Die Brahmaviharas zeigen sich darin, dass man eine Situation beobachtet und handelt, wenn es möglich ist. Wenn es nicht möglich ist, bleibt man in der beobachtenden Position. Aber immer zusammen mit Mitgefühl für die anderen Wesen. Das wäre Gleichmut im Sinne der Brahmaviharas. Wir sind nicht gleichgültig, sondern immer da, wenn es anderen weiterhilft. Gerade als Brahmavihara ist upekkha mit der Hilfsbereitschaft verbunden, Freundlichkeit zu zeigen, die sofort eingreift, sobald die Möglichkeit besteht. Gleichmut hat auch die Funktion einer umfassenden Übersicht (Supervision). Wenn alle an einem Ereignis beteiligten Faktoren richtig zusammenspielen, muss upekkha nur noch den Verlauf der natürlichen Entwicklung überwachen. Es ist vergleichbar mit der Arbeit eines Kutschers. Wenn die Pferde im richtigen Tempo laufen und die Kutsche gut fährt, hält der Kutscher die Zügel in der Hand, greift aber nicht ein. Er beobachtet nur und ist dabei nicht gleichgültig, denn er muss auf die Pferde und den Weg achten.

Gleichmut in den meditativen Vertiefungen

Wenn jemand Jhana, also Vertiefungskonzentration praktiziert, dann funktioniert das auch nur mit Gleichmut. In den Vertiefungen steht der Gleichmut für eine starke Stabilität. Sie sorgt dafür, dass man weder durch äußere Sinneneindrücke noch durch innere Emotionen aus der Balance kommt.

Gleichmut ist sowohl ein Parami als auch eines der Erleuchtungsglieder (bojjhanga). Bei beiden hat es die Funktion der Gelassenheit, unabhängig davon, wie schwierig die Umstände im Leben auch sein mögen.

Gleichmut und die Loka-dhammas

Die acht Loka-dhammas kommen immer wieder in den Lehrreden des Buddha vor. Diese sind Gewinn und Verlust, Lob und Tadel, guter Ruf und schlechter Ruf sowie Leiden und Glück.
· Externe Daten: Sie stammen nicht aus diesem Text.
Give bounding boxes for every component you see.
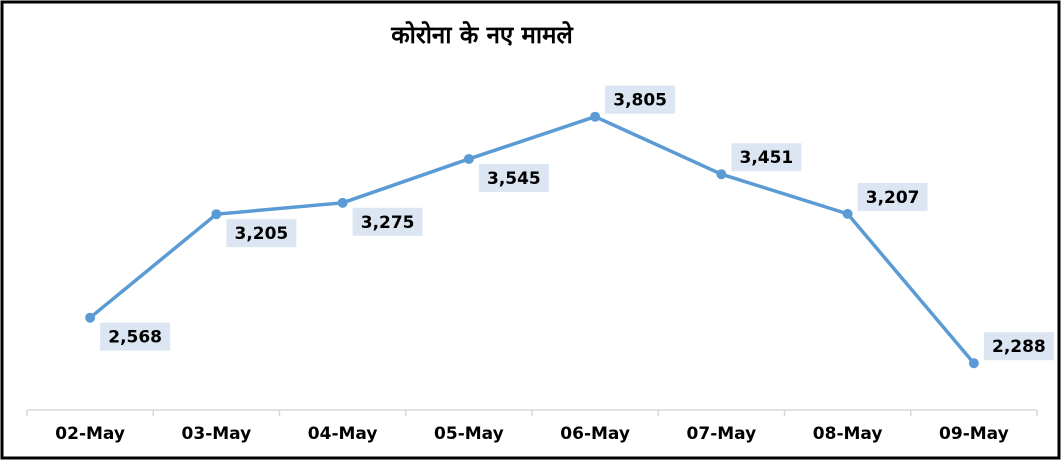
x-tick-label: 06-May (560, 424, 630, 444)
value-label: 3,805 (613, 91, 667, 111)
value-label-bg (857, 182, 928, 211)
value-label-bg (605, 85, 676, 114)
value-label-bg (731, 143, 802, 172)
x-tick-label: 08-May (813, 424, 883, 444)
point (211, 209, 222, 220)
x-tick-label: 05-May (434, 424, 504, 444)
value-label-bg (352, 207, 423, 236)
value-label: 3,207 (866, 188, 920, 208)
x-tick-label: 02-May (55, 424, 125, 444)
x-tick-label: 09-May (939, 424, 1009, 444)
point (590, 111, 601, 122)
value-label: 3,451 (739, 148, 793, 168)
x-tick-label: 03-May (182, 424, 252, 444)
point (716, 169, 727, 180)
chart-title: कोरोना के नए मामले (390, 21, 574, 49)
value-label-bg (100, 322, 171, 351)
x-tick-label: 07-May (687, 424, 757, 444)
value-label-bg (478, 163, 549, 192)
point (842, 208, 853, 219)
point (968, 358, 979, 369)
value-label: 3,545 (487, 169, 541, 189)
value-label: 3,275 (361, 213, 415, 233)
point (85, 312, 96, 323)
value-label: 2,288 (992, 337, 1046, 357)
line (89, 114, 976, 365)
point (463, 153, 474, 164)
value-label-bg (983, 332, 1054, 361)
value-label-bg (226, 219, 297, 248)
value-label: 3,205 (234, 224, 288, 244)
point (337, 197, 348, 208)
x-tick-label: 04-May (308, 424, 378, 444)
value-label: 2,568 (108, 328, 162, 348)
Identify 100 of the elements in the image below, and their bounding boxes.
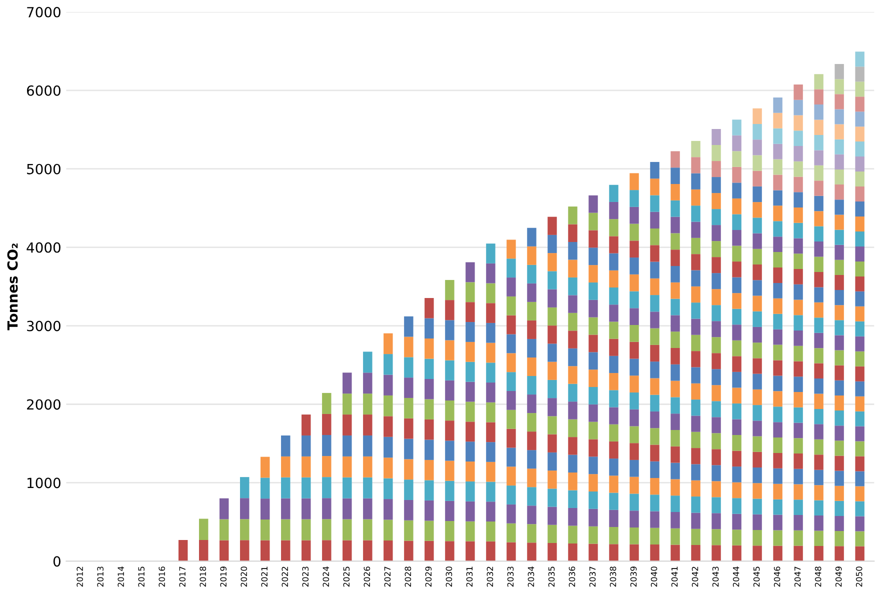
bar: [670, 364, 680, 381]
bar: [588, 526, 598, 544]
bar: [855, 276, 864, 292]
bar: [814, 394, 824, 409]
bar: [712, 145, 721, 162]
bar: [404, 480, 414, 500]
bar: [527, 524, 536, 543]
x-tick-label: 2026: [364, 566, 370, 587]
bar: [609, 356, 618, 374]
bar: [506, 258, 516, 278]
bar: [588, 544, 598, 562]
bar: [650, 295, 660, 312]
bar: [691, 140, 700, 158]
bar: [486, 322, 496, 343]
bar: [650, 444, 660, 462]
bar: [527, 432, 536, 450]
bar: [548, 326, 557, 344]
bar: [691, 351, 700, 368]
bar: [732, 182, 742, 198]
bar: [834, 380, 844, 396]
bar: [630, 206, 639, 224]
bar: [424, 399, 434, 420]
bar: [486, 482, 496, 502]
y-tick-label: 5000: [27, 164, 60, 174]
bar: [834, 305, 844, 320]
bar: [568, 242, 578, 260]
bar: [588, 195, 598, 213]
bar: [630, 376, 639, 392]
bar: [670, 348, 680, 364]
bar: [486, 502, 496, 522]
bar: [568, 295, 578, 313]
x-tick-label: 2042: [692, 566, 698, 587]
bar: [691, 334, 700, 352]
bar: [712, 305, 721, 322]
bar: [794, 100, 803, 116]
bar: [732, 120, 742, 136]
bar: [773, 452, 782, 468]
bar: [548, 416, 557, 434]
bar: [363, 394, 372, 415]
bar: [506, 542, 516, 562]
bar: [220, 519, 229, 540]
x-tick-label: 2049: [835, 566, 842, 587]
bar: [794, 284, 803, 300]
bar: [814, 332, 824, 348]
bar: [527, 320, 536, 339]
bar: [609, 544, 618, 562]
bar: [712, 369, 721, 386]
bar: [588, 456, 598, 474]
bar: [834, 350, 844, 366]
bar: [732, 388, 742, 404]
bar: [814, 363, 824, 379]
bar: [732, 372, 742, 388]
bar: [834, 290, 844, 306]
bar: [240, 519, 250, 540]
bar: [691, 383, 700, 400]
bar: [834, 94, 844, 110]
bar: [773, 468, 782, 484]
bar: [240, 477, 250, 498]
bar: [568, 402, 578, 420]
y-tick-label: 0: [53, 556, 60, 567]
bar: [691, 173, 700, 190]
bar: [527, 413, 536, 432]
bar: [834, 320, 844, 336]
bar: [794, 454, 803, 469]
bar: [670, 298, 680, 316]
bar: [834, 410, 844, 426]
bar: [794, 422, 803, 438]
bar: [732, 230, 742, 246]
bar: [342, 477, 352, 498]
bar: [609, 441, 618, 459]
bar: [670, 462, 680, 480]
bar: [752, 405, 762, 421]
bar: [834, 244, 844, 260]
bar: [506, 504, 516, 524]
bar: [691, 432, 700, 448]
bar: [506, 296, 516, 316]
bar: [384, 354, 393, 375]
bar: [199, 540, 208, 562]
bar: [609, 510, 618, 527]
bar: [568, 472, 578, 490]
bar: [404, 500, 414, 520]
bar: [855, 486, 864, 502]
bar: [712, 257, 721, 274]
bar: [445, 300, 454, 320]
bar: [588, 230, 598, 248]
bar: [548, 452, 557, 471]
bar: [732, 530, 742, 546]
bar: [568, 437, 578, 455]
bar: [855, 306, 864, 322]
bar: [834, 456, 844, 471]
bar: [834, 516, 844, 532]
bar: [794, 546, 803, 562]
bar: [814, 272, 824, 288]
bar: [650, 362, 660, 378]
bar: [773, 422, 782, 438]
bar: [527, 394, 536, 414]
bar: [855, 126, 864, 142]
bar: [773, 514, 782, 530]
bar: [732, 135, 742, 152]
bar: [834, 124, 844, 140]
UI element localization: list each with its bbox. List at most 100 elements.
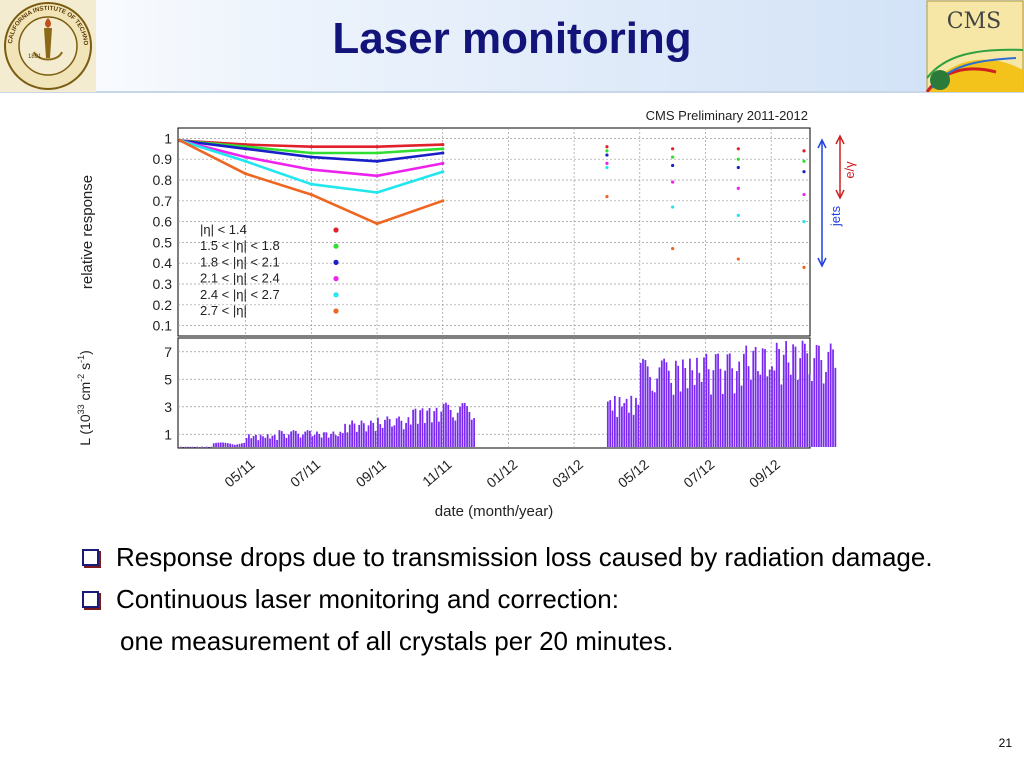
luminosity-bar bbox=[233, 444, 236, 447]
luminosity-bar bbox=[348, 424, 351, 447]
luminosity-bar bbox=[351, 420, 353, 447]
response-point bbox=[802, 149, 806, 153]
luminosity-bar bbox=[428, 408, 431, 447]
slide-title: Laser monitoring bbox=[332, 14, 692, 63]
luminosity-bar bbox=[731, 368, 734, 447]
luminosity-bar bbox=[735, 371, 738, 447]
luminosity-bar bbox=[700, 381, 703, 447]
luminosity-bar bbox=[224, 442, 227, 447]
luminosity-bar bbox=[400, 420, 403, 447]
response-y-tick-label: 0.1 bbox=[153, 318, 173, 334]
luminosity-bar bbox=[210, 446, 213, 448]
luminosity-bar bbox=[198, 447, 201, 448]
response-point bbox=[802, 220, 806, 224]
luminosity-bar bbox=[344, 423, 346, 447]
luminosity-bar bbox=[276, 439, 278, 447]
luminosity-bar bbox=[623, 403, 626, 447]
caltech-year: 1891 bbox=[28, 54, 42, 60]
luminosity-bar bbox=[463, 402, 466, 447]
x-tick-label: 03/12 bbox=[549, 456, 586, 491]
luminosity-bar bbox=[423, 423, 426, 447]
luminosity-bar bbox=[801, 340, 804, 447]
response-point bbox=[605, 165, 609, 170]
luminosity-bar bbox=[323, 432, 325, 447]
legend-marker bbox=[333, 227, 339, 233]
legend-marker bbox=[333, 276, 339, 282]
luminosity-bar bbox=[212, 443, 215, 447]
luminosity-bar bbox=[686, 388, 689, 447]
luminosity-bar bbox=[304, 431, 307, 447]
luminosity-bar bbox=[461, 403, 464, 447]
luminosity-bar bbox=[203, 447, 206, 448]
response-y-tick-label: 0.5 bbox=[153, 234, 173, 250]
luminosity-bar bbox=[208, 447, 210, 448]
luminosity-bar bbox=[674, 360, 677, 447]
luminosity-bar bbox=[663, 358, 665, 447]
luminosity-bar bbox=[750, 380, 752, 447]
response-point bbox=[736, 157, 740, 161]
luminosity-y-ticks: 7 5 3 1 bbox=[164, 344, 172, 443]
luminosity-y-label: L (1033 cm-2 s-1) bbox=[76, 350, 93, 446]
luminosity-bar bbox=[818, 345, 820, 447]
luminosity-bar bbox=[714, 354, 717, 447]
luminosity-bar bbox=[618, 397, 621, 447]
luminosity-bar bbox=[468, 411, 471, 447]
luminosity-bar bbox=[780, 384, 783, 447]
bullet-text: Continuous laser monitoring and correcti… bbox=[116, 584, 619, 614]
luminosity-bar bbox=[309, 430, 311, 447]
luminosity-bar bbox=[191, 446, 194, 448]
luminosity-bar bbox=[799, 358, 802, 447]
luminosity-bar bbox=[264, 437, 267, 447]
luminosity-bar bbox=[832, 349, 834, 447]
luminosity-bar bbox=[215, 442, 217, 447]
response-y-tick-label: 0.6 bbox=[153, 214, 173, 230]
luminosity-bar bbox=[611, 410, 614, 447]
x-tick-label: 05/12 bbox=[615, 456, 652, 491]
response-y-tick-label: 0.2 bbox=[153, 297, 173, 313]
luminosity-bar bbox=[794, 346, 797, 447]
luminosity-bar bbox=[370, 420, 372, 447]
luminosity-bar bbox=[262, 436, 264, 447]
luminosity-bar bbox=[301, 434, 304, 447]
luminosity-bar bbox=[470, 419, 473, 447]
response-point bbox=[802, 159, 806, 163]
luminosity-bar bbox=[616, 417, 619, 447]
luminosity-bar bbox=[787, 362, 790, 447]
bullet-item: Continuous laser monitoring and correcti… bbox=[78, 582, 938, 616]
luminosity-bar bbox=[660, 360, 663, 447]
luminosity-bar bbox=[386, 416, 389, 447]
legend-marker bbox=[333, 292, 339, 298]
luminosity-bar bbox=[442, 403, 445, 447]
luminosity-bar bbox=[407, 417, 410, 447]
luminosity-bar bbox=[332, 431, 335, 447]
legend-label: 2.4 < |η| < 2.7 bbox=[200, 287, 280, 302]
luminosity-bar bbox=[449, 409, 452, 447]
response-point bbox=[736, 186, 740, 190]
response-point bbox=[441, 143, 445, 147]
luminosity-bar bbox=[630, 395, 633, 447]
luminosity-bar bbox=[271, 435, 274, 447]
luminosity-bar bbox=[219, 442, 222, 447]
luminosity-bar bbox=[738, 361, 741, 447]
luminosity-bar bbox=[280, 431, 283, 447]
luminosity-bar bbox=[642, 358, 644, 447]
luminosity-bar bbox=[433, 411, 436, 447]
luminosity-bar bbox=[806, 353, 809, 447]
legend-marker bbox=[333, 259, 339, 265]
luminosity-bar bbox=[306, 430, 309, 447]
response-point bbox=[736, 257, 740, 261]
luminosity-bar bbox=[759, 374, 762, 447]
luminosity-bar bbox=[456, 412, 459, 447]
luminosity-bar bbox=[384, 419, 386, 447]
x-tick-label: 09/12 bbox=[746, 456, 783, 491]
luminosity-bar bbox=[724, 370, 726, 447]
response-point bbox=[802, 265, 806, 269]
x-tick-label: 11/11 bbox=[419, 456, 455, 490]
luminosity-bar bbox=[667, 370, 670, 447]
luminosity-bar bbox=[658, 367, 661, 447]
bullet-continuation: one measurement of all crystals per 20 m… bbox=[120, 626, 674, 656]
luminosity-bar bbox=[653, 392, 656, 447]
luminosity-bar bbox=[815, 344, 818, 447]
luminosity-bar bbox=[194, 446, 196, 448]
response-point bbox=[178, 138, 182, 143]
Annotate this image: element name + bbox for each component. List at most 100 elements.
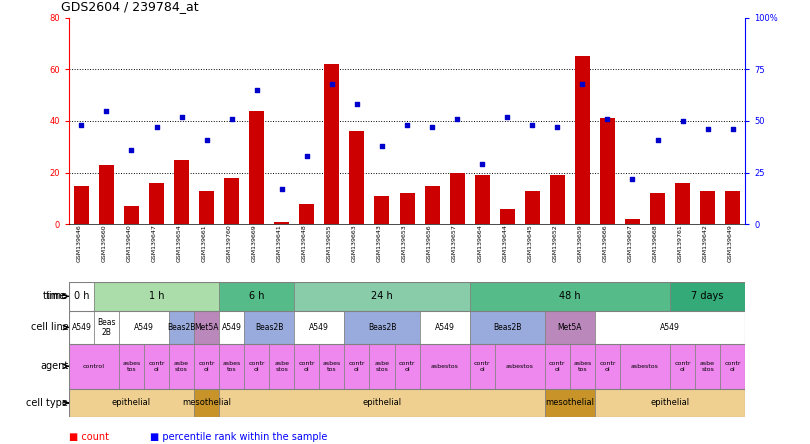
Bar — [74, 186, 89, 224]
Text: asbes
tos: asbes tos — [322, 361, 341, 372]
Bar — [244, 311, 294, 344]
Text: asbes
tos: asbes tos — [223, 361, 241, 372]
Bar — [420, 344, 470, 388]
Bar — [69, 311, 94, 344]
Bar — [720, 344, 745, 388]
Text: contr
ol: contr ol — [249, 361, 265, 372]
Text: GSM139660: GSM139660 — [101, 224, 106, 262]
Bar — [424, 186, 440, 224]
Bar — [349, 131, 364, 224]
Text: GSM139653: GSM139653 — [402, 224, 407, 262]
Bar — [670, 344, 695, 388]
Point — [225, 115, 238, 123]
Bar — [725, 190, 740, 224]
Bar — [399, 193, 415, 224]
Point — [125, 147, 138, 154]
Point — [551, 123, 564, 131]
Bar — [475, 175, 490, 224]
Point — [275, 186, 288, 193]
Text: GSM139648: GSM139648 — [302, 224, 307, 262]
Point — [75, 122, 87, 129]
Text: Beas2B: Beas2B — [255, 323, 284, 332]
Text: A549: A549 — [71, 323, 92, 332]
Text: GSM139664: GSM139664 — [477, 224, 482, 262]
Point — [425, 123, 438, 131]
Bar — [220, 388, 545, 417]
Text: A549: A549 — [309, 323, 330, 332]
Bar — [500, 209, 514, 224]
Bar — [94, 282, 220, 311]
Text: asbe
stos: asbe stos — [700, 361, 715, 372]
Bar — [344, 344, 369, 388]
Bar — [550, 175, 565, 224]
Text: GSM139641: GSM139641 — [277, 224, 282, 262]
Text: asbes
tos: asbes tos — [573, 361, 591, 372]
Text: contr
ol: contr ol — [198, 361, 215, 372]
Text: GSM139656: GSM139656 — [427, 224, 432, 262]
Bar — [595, 311, 745, 344]
Text: contr
ol: contr ol — [348, 361, 365, 372]
Text: Beas
2B: Beas 2B — [97, 318, 116, 337]
Text: 24 h: 24 h — [371, 291, 393, 301]
Point — [601, 115, 614, 123]
Text: GSM139644: GSM139644 — [502, 224, 507, 262]
Bar — [294, 344, 319, 388]
Text: GSM139643: GSM139643 — [377, 224, 382, 262]
Point — [450, 115, 463, 123]
Point — [100, 107, 113, 114]
Bar — [249, 111, 264, 224]
Text: GDS2604 / 239784_at: GDS2604 / 239784_at — [61, 0, 198, 13]
Bar — [675, 183, 690, 224]
Bar — [294, 311, 344, 344]
Point — [701, 126, 714, 133]
Text: Beas2B: Beas2B — [493, 323, 522, 332]
Text: agent: agent — [40, 361, 68, 371]
Point — [626, 175, 639, 182]
Text: asbestos: asbestos — [431, 364, 458, 369]
Point — [301, 153, 313, 160]
Text: cell type: cell type — [27, 398, 68, 408]
Bar — [625, 219, 640, 224]
Text: Met5A: Met5A — [557, 323, 582, 332]
Bar — [224, 178, 239, 224]
Text: asbes
tos: asbes tos — [122, 361, 141, 372]
Text: control: control — [83, 364, 105, 369]
Text: asbestos: asbestos — [505, 364, 534, 369]
Point — [475, 161, 488, 168]
Point — [376, 142, 389, 149]
Text: 48 h: 48 h — [559, 291, 581, 301]
Bar — [199, 190, 214, 224]
Bar — [124, 206, 139, 224]
Text: GSM139659: GSM139659 — [578, 224, 582, 262]
Text: asbe
stos: asbe stos — [374, 361, 390, 372]
Text: GSM139666: GSM139666 — [603, 224, 608, 262]
Bar — [149, 183, 164, 224]
Bar — [420, 311, 470, 344]
Bar — [695, 344, 720, 388]
Bar — [470, 311, 545, 344]
Text: GSM139649: GSM139649 — [727, 224, 733, 262]
Text: mesothelial: mesothelial — [182, 398, 231, 408]
Bar — [545, 311, 595, 344]
Bar — [650, 193, 665, 224]
Bar — [570, 344, 595, 388]
Text: mesothelial: mesothelial — [545, 398, 595, 408]
Text: asbestos: asbestos — [631, 364, 659, 369]
Bar — [374, 196, 390, 224]
Text: GSM139652: GSM139652 — [552, 224, 557, 262]
Text: Beas2B: Beas2B — [368, 323, 396, 332]
Bar — [394, 344, 420, 388]
Bar — [119, 311, 169, 344]
Bar — [194, 344, 220, 388]
Point — [351, 101, 364, 108]
Text: GSM139657: GSM139657 — [452, 224, 457, 262]
Bar — [269, 344, 294, 388]
Text: contr
ol: contr ol — [474, 361, 490, 372]
Text: GSM139645: GSM139645 — [527, 224, 532, 262]
Text: cell line: cell line — [31, 322, 68, 333]
Text: GSM139761: GSM139761 — [678, 224, 683, 262]
Text: contr
ol: contr ol — [674, 361, 691, 372]
Text: time: time — [46, 291, 68, 301]
Text: GSM139669: GSM139669 — [252, 224, 257, 262]
Text: 0 h: 0 h — [74, 291, 89, 301]
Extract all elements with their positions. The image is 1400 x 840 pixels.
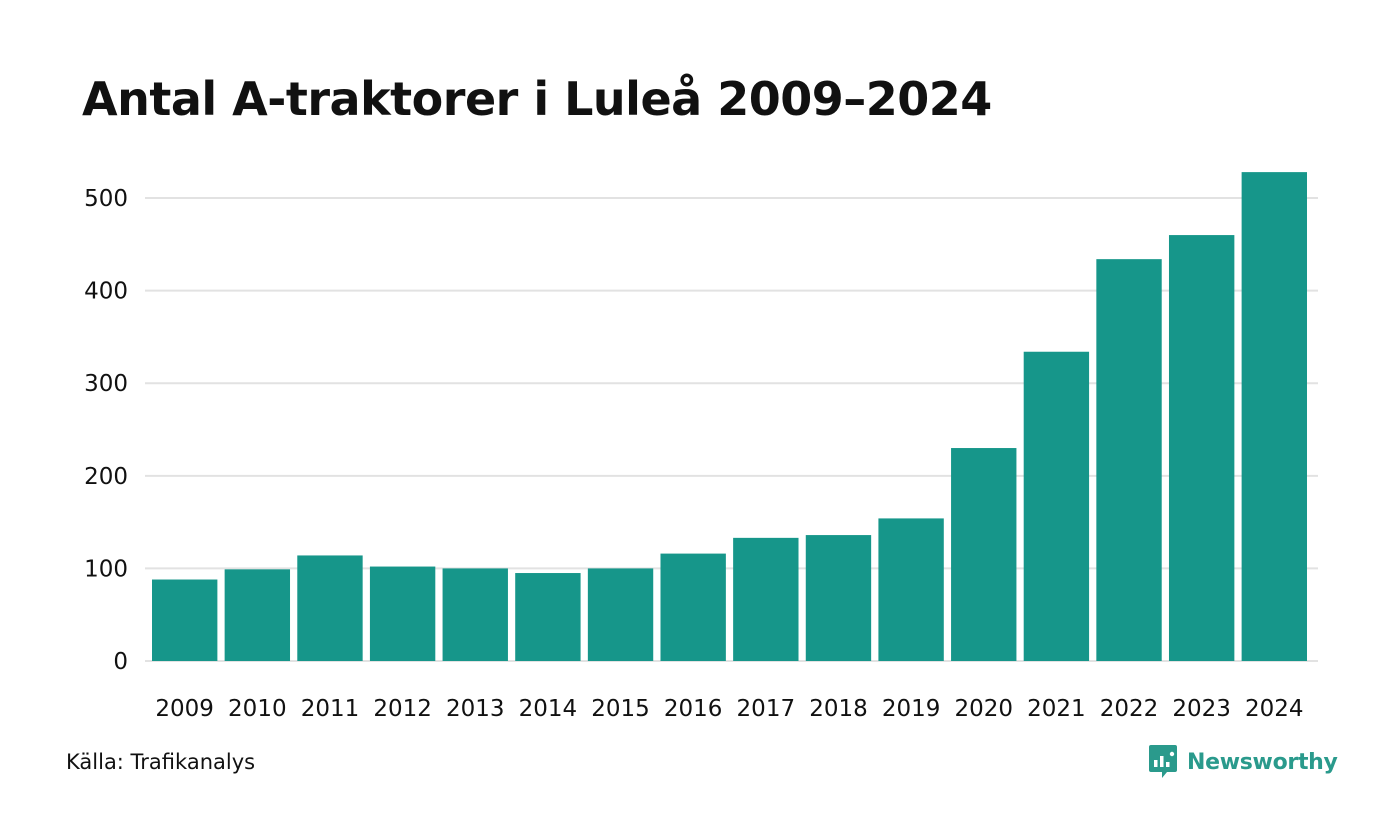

Upekkha zu praktizieren bedeutet, angesichts der acht weltlichen Dhammas unerschütterlich und neutral zu bleiben.

Buddha sagte: „Gewinn und Verlust, Lob und Tadel, Freude und Kummer kommen und gehen wie der Wind. Um glücklich zu sein, musst du wie ein riesiger Baum inmitten all dieser Dingen ruhen.“ Die acht Loka-dhammas werden auch die acht weltlichen Winde genannt. Ein großer, kräftiger Baum, der allen Winden trotzt.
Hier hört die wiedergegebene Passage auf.